As cores são diferentes, os personagens são diferentes e os resultados serão diferentes. Porém, existe uma homologia estrutural entre os dois processos de operações: a) instrumentalização da indignação da Classe Média para chegar no poder; b) instrumentalização da população pobre para permanecer no poder. Este processo reflete dois fenômenos principais. Por um lado, os efeitos políticos das desigualdades sociais; por outro, a capacidade de pressão exercida pelas engrenagens institucionais. Neste sentido, a lição deixada indica que toda estratégia de mudança política acaba se tornando refém tanto do populismo, quanto do corporativismo estatal.

O fato é que de acordo com a pesquisa XP/Ipespe o apoio ao Governo Bolsonaro aumentou. Segundo o levantamento realizado entre 13 e 15 de julho, 30% dos brasileiros consideram o governo “bom” ou “ótimo”. Mesmo com o descaso na gestão da COVID-19, as investigações das Fake News e as polêmicas em torno a prisão de Queiroz verifica-se uma oscilação positiva de dois pontos percentuais em relação à pesquisa de junho. Além disso, a avaliação “ruim” ou “péssimo” caiu três pontos no mesmo período, passando de 48% para 45%. Neste sentido, as eleições municipais serão o grande teste para saber se Bolsonaro chega politicamente vivo a 2022.

As mudanças induzidas pelo cerco do Governo Bolsonaro associadas aos efeitos do Auxilio Emergencial fizeram surgir o Bolsonarismo Social. Neste sentido, perde influência política o agitador radical de classe média das redes sociais, e emerge o trabalhador religioso conservador pobre.
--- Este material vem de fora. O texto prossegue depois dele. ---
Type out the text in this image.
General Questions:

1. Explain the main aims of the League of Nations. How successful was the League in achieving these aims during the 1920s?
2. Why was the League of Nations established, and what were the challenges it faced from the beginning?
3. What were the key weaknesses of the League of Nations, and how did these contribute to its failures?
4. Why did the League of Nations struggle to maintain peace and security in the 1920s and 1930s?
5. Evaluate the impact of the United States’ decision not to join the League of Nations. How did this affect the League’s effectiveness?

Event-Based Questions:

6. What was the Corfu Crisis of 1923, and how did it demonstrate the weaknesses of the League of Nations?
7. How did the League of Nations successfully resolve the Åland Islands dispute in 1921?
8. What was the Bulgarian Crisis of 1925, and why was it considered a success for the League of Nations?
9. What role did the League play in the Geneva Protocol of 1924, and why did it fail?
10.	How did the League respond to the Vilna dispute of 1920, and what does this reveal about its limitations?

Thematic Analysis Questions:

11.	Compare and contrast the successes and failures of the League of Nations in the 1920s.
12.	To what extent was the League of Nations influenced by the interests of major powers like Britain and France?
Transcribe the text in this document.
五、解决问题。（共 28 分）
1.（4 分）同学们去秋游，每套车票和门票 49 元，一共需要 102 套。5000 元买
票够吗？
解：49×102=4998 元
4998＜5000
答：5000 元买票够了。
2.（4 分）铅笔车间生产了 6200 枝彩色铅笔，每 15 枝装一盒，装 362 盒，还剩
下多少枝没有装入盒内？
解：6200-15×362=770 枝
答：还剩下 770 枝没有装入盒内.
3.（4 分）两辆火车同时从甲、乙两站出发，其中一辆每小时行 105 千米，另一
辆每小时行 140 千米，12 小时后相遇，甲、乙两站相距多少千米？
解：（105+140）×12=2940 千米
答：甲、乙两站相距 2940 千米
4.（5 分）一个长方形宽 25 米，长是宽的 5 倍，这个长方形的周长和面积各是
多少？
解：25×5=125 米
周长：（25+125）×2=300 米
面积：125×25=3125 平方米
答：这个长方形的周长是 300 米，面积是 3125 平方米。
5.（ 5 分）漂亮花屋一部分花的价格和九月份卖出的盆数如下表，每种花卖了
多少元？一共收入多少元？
Por isto, o Presidente Bolsonaro abandonou a retórica ideológica e procurou atrair o apoio político do Centrão. Porém, os pontos de tensão continuaram pulsando e ninguém sabe exatamente até quando consegue manter a trégua. É esperar para ver se a mudança na composição interna do Bolsonarismo afeta o comportamento do Presidente Bolsonaro.